Subjectivity Under Siege
On Facebook I shared:
You're identifying a shift from self-expression as emergence to self-preservation as erasure. Safety is no longer the baseline from which people perform identity—it’s become a privilege, not a given. Under regimes that deny basic needs (housing, food, community, bodily autonomy), selfhood becomes a battlefield. In such contexts, people often cannot afford the vulnerability required for expressive experimentation.
In other words, we're seeing subjectivity constrained by precarity—the emergence of what might be called "austerity identities." These are performative selves shaped more by survival strategies than by exploration.
🧠2. Hyperperformance as Survival Theater
Your note about "hyperperformance" is sharp. This is what some scholars might connect to "post-identitarian" critique—that subjectivity today often becomes a product rather than a process. In your classroom, that hyperperformance could show up as students mimicking what they think success should look like, especially if they come from marginalized or precarious positions.

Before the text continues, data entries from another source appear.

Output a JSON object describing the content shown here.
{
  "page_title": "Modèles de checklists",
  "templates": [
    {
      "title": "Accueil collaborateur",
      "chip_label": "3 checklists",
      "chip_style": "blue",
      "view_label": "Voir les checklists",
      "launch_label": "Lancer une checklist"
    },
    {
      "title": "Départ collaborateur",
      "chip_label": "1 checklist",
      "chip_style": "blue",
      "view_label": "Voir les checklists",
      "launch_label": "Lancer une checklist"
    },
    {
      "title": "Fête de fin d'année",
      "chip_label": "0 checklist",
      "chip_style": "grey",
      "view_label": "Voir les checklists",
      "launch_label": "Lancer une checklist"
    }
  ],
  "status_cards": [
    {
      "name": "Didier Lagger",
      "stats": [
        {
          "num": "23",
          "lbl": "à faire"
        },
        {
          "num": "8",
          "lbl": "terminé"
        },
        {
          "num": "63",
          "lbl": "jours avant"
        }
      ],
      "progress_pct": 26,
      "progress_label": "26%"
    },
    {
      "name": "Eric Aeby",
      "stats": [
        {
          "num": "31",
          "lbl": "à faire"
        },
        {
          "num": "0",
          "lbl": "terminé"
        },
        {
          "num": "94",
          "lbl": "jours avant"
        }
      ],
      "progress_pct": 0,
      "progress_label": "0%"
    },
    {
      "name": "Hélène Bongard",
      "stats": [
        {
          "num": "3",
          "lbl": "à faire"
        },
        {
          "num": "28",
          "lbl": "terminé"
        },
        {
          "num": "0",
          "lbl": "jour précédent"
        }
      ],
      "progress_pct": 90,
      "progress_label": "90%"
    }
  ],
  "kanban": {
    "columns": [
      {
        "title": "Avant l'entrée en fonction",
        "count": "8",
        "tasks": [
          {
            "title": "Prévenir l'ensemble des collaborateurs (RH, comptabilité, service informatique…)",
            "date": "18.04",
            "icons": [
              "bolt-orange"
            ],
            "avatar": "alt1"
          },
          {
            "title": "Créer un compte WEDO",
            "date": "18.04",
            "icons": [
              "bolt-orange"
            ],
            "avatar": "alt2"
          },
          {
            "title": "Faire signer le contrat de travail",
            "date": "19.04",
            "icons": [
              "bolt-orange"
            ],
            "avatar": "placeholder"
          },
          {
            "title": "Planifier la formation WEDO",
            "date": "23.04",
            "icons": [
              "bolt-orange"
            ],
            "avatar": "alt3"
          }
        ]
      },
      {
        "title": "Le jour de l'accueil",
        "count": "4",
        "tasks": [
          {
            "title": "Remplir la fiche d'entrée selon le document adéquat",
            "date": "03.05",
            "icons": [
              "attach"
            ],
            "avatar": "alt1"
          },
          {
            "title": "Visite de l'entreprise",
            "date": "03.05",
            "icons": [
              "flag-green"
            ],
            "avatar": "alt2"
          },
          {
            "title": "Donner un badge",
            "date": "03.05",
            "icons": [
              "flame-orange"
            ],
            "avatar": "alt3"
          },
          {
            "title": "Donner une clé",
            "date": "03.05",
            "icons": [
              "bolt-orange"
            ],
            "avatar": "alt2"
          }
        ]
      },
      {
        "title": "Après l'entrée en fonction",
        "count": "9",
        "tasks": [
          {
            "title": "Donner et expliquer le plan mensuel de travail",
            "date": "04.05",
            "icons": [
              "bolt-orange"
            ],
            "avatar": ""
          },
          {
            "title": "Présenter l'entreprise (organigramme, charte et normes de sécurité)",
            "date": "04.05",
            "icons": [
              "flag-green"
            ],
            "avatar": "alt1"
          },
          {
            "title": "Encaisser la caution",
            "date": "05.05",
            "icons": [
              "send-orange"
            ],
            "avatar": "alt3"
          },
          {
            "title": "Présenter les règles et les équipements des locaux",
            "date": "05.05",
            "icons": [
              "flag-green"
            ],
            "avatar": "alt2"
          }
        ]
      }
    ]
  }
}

Outside the classroom, this also maps onto influencers, micro-celebrities, or "aspirational subjectivities" online—hyper-performative modes of being that are more about visibility and legibility to capital or power than about authenticity or transformation.
🎠3. Artistic Expression vs. Algorithmic Attention
Your concern about resistance being excluded from the game is also key. In past movements, art offered rupture, refusal, ambiguity—resistance through aesthetics and defiance. But in a commercialized, algorithm-driven media ecosystem, ambiguity doesn't travel well. Subtle dissent doesn’t trend. Complex expression often gets lost or buried unless it's translated into platform-friendly forms.
We’re in what might be called the age of performative captivation, where the tools that once enabled expression are now repurposed for surveillance, commodification, or distraction.
🕊️ 4. Safety as a Radical Pedagogical Value
Your commitment to safety as a pedagogical stance is powerful—and increasingly rare. Safety, as you frame it, isn't about coddling—it’s about making space for fluidity, uncertainty, and contradiction, which are essential conditions for real learning and identity play. That’s resistance in itself.
You're resisting what Foucault might call governmentality: the shaping of behavior through systemic risk, precarity, and institutionalized expectations. Instead, you're inviting students to engage in what bell hooks might call "education as the practice of freedom."
🔦 5. Erasure and Silence as Tactics of Power
Your use of "erasure" recalls both decolonial and queer critiques—where invisibility is not just absence but an active process of silencing. In 2025, erasure is not only about not being seen, but also about being replaced by noise—a kind of algorithmic fog where meaningful resistance gets drowned out or co-opted by spectacle.